Smishing Dataset I: Phishing SMS Dataset from Smishtank.com

Daniel Timko,Muhammad Lutfor Rahman
DOI: https://doi.org/10.1145/3626232.3653282
2024-04-29
Abstract:While smishing (SMS Phishing) attacks have risen to become one of the most common types of social engineering attacks, there is a lack of relevant smishing datasets. One of the biggest challenges in the domain of smishing prevention is the availability of fresh smishing datasets. Additionally, as time persists, smishing campaigns are shut down and the crucial information related to the attack are lost. With the changing nature of smishing attacks, a consistent flow of new smishing examples is needed by both researchers and engineers to create effective defenses. In this paper, we present the community-sourced smishing datasets from the
Cryptography and Security
What problem does this paper attempt to address?

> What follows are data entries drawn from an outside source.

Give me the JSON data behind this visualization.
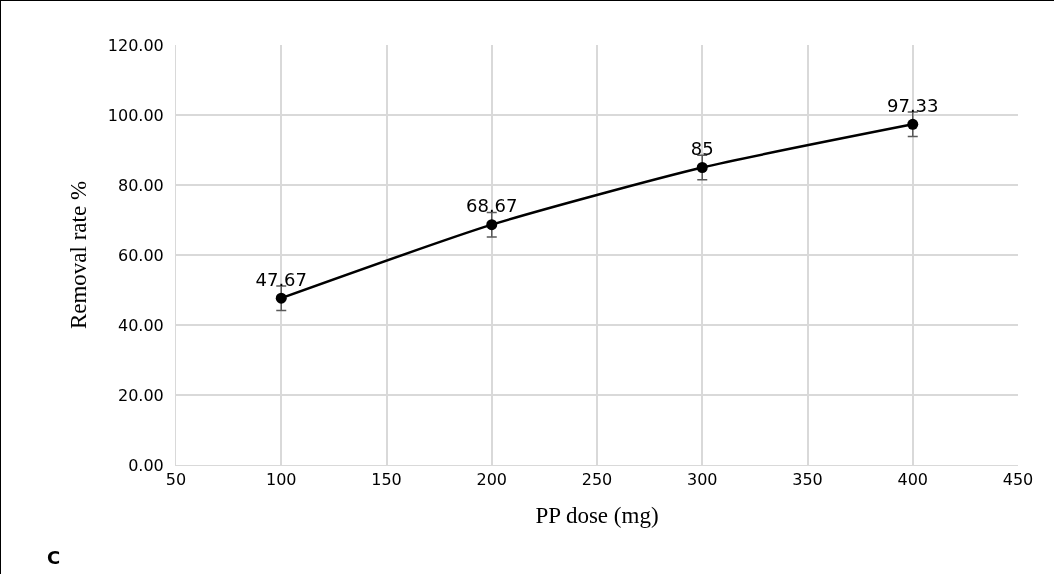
{
  "chart_data": {
    "type": "line",
    "xlabel": "PP dose (mg)",
    "ylabel": "Removal rate %",
    "x": [
      100,
      200,
      300,
      400
    ],
    "series": [
      {
        "color": "#000000",
        "values": [
          47.67,
          68.67,
          85,
          97.33
        ],
        "errors": [
          3.5,
          3.5,
          3.5,
          3.5
        ]
      }
    ],
    "data_labels": true,
    "marker": "circle",
    "line_style": "solid",
    "grid": true,
    "xlim": [
      50,
      450
    ],
    "xticks": [
      50,
      100,
      150,
      200,
      250,
      300,
      350,
      400,
      450
    ],
    "ylim": [
      0,
      120
    ],
    "yticks": [
      {
        "value": 0,
        "label": "0.00"
      },
      {
        "value": 20,
        "label": "20.00"
      },
      {
        "value": 40,
        "label": "40.00"
      },
      {
        "value": 60,
        "label": "60.00"
      },
      {
        "value": 80,
        "label": "80.00"
      },
      {
        "value": 100,
        "label": "100.00"
      },
      {
        "value": 120,
        "label": "120.00"
      }
    ],
    "annotations": [
      "C"
    ]
  }
}
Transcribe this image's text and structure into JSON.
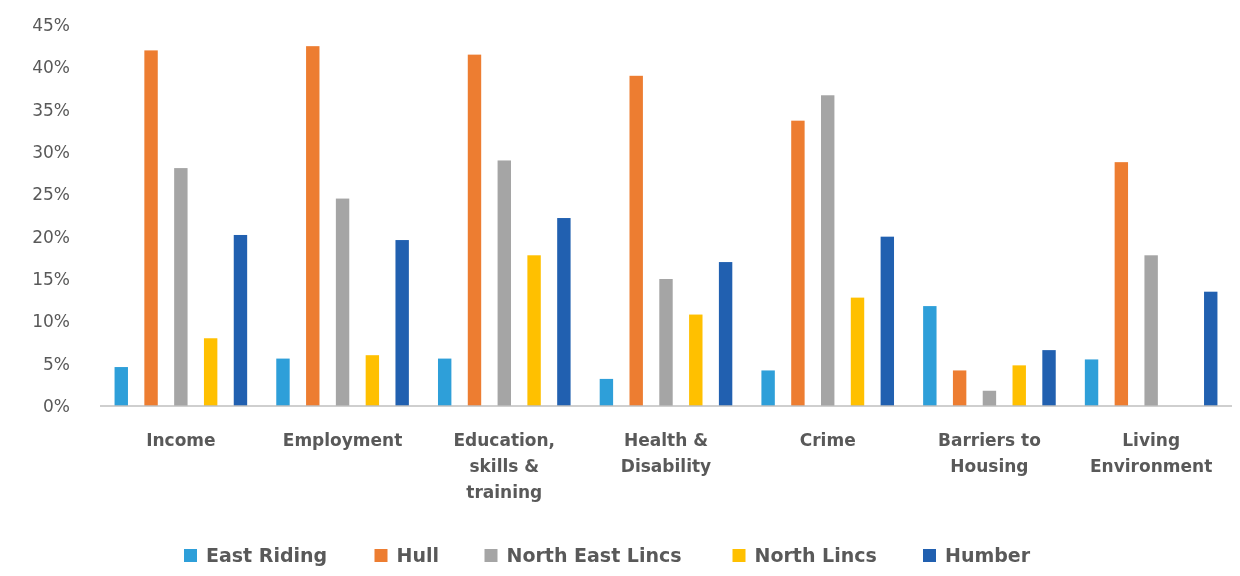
{
  "chart_data": {
    "type": "bar",
    "categories": [
      "Income",
      "Employment",
      "Education, skills & training",
      "Health & Disability",
      "Crime",
      "Barriers to Housing",
      "Living Environment"
    ],
    "series": [
      {
        "name": "East Riding",
        "color": "#2e9fd9",
        "values": [
          4.6,
          5.6,
          5.6,
          3.2,
          4.2,
          11.8,
          5.5
        ]
      },
      {
        "name": "Hull",
        "color": "#ed7d31",
        "values": [
          42,
          42.5,
          41.5,
          39,
          33.7,
          4.2,
          28.8
        ]
      },
      {
        "name": "North East Lincs",
        "color": "#a5a5a5",
        "values": [
          28.1,
          24.5,
          29,
          15,
          36.7,
          1.8,
          17.8
        ]
      },
      {
        "name": "North Lincs",
        "color": "#ffc000",
        "values": [
          8,
          6,
          17.8,
          10.8,
          12.8,
          4.8,
          null
        ]
      },
      {
        "name": "Humber",
        "color": "#2160b0",
        "values": [
          20.2,
          19.6,
          22.2,
          17,
          20,
          6.6,
          13.5
        ]
      }
    ],
    "ylim": [
      0,
      45
    ],
    "yticks": [
      {
        "value": 0,
        "label": "0%"
      },
      {
        "value": 5,
        "label": "5%"
      },
      {
        "value": 10,
        "label": "10%"
      },
      {
        "value": 15,
        "label": "15%"
      },
      {
        "value": 20,
        "label": "20%"
      },
      {
        "value": 25,
        "label": "25%"
      },
      {
        "value": 30,
        "label": "30%"
      },
      {
        "value": 35,
        "label": "35%"
      },
      {
        "value": 40,
        "label": "40%"
      },
      {
        "value": 45,
        "label": "45%"
      }
    ],
    "grid": false,
    "legend": "bottom"
  }
}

This paper introduces a dataset called "SmishingDataset I: Phishing SMS Dataset from Smishtank.com" which aims to address the lack of data related to Smishing attacks. Smishing is a type of social engineering attack conducted through SMS and has become a common threat. Due to the constantly changing strategies of these attacks, researchers and engineers need up-to-date Smishing data to develop effective defense measures. The main contributions of this paper are as follows: 1. It provides a publicly available dataset consisting of 1062 Smishing samples, sourced from community submissions, including sender information, message contents, mentioned brands, and URL-related analysis. 2. The dataset is categorized and parsed based on community submissions, generating relevant data fields. 3. Message metadata, such as VirusTotal and domain WHOIS information, is collected at the time of submission, enabling researchers to better understand fresh Smishing messages. The research methodology involves using OCR technology to extract text from SMS screenshots, parsing message senders, extracting URLs, and conducting WHOIS requests and VirusTotal scans to obtain historical information. Additionally, the messages are classified, URL categories and top-level domains are analyzed, and brand information is studied. The paper also discusses related work, emphasizing the importance of new data in preventing Smishing attacks, and points out limitations of the current dataset such as the closure of associated websites due to outdated data and the consideration of Smishing as part of spam by some researchers. Finally, the paper describes the distribution of the dataset, including sender types, brand mentions, message categories, URL categories, and top-level domains, and provides statistics on VirusTotal detection scores. This dataset serves as a new resource for the academia and industry to combat Smishing attacks.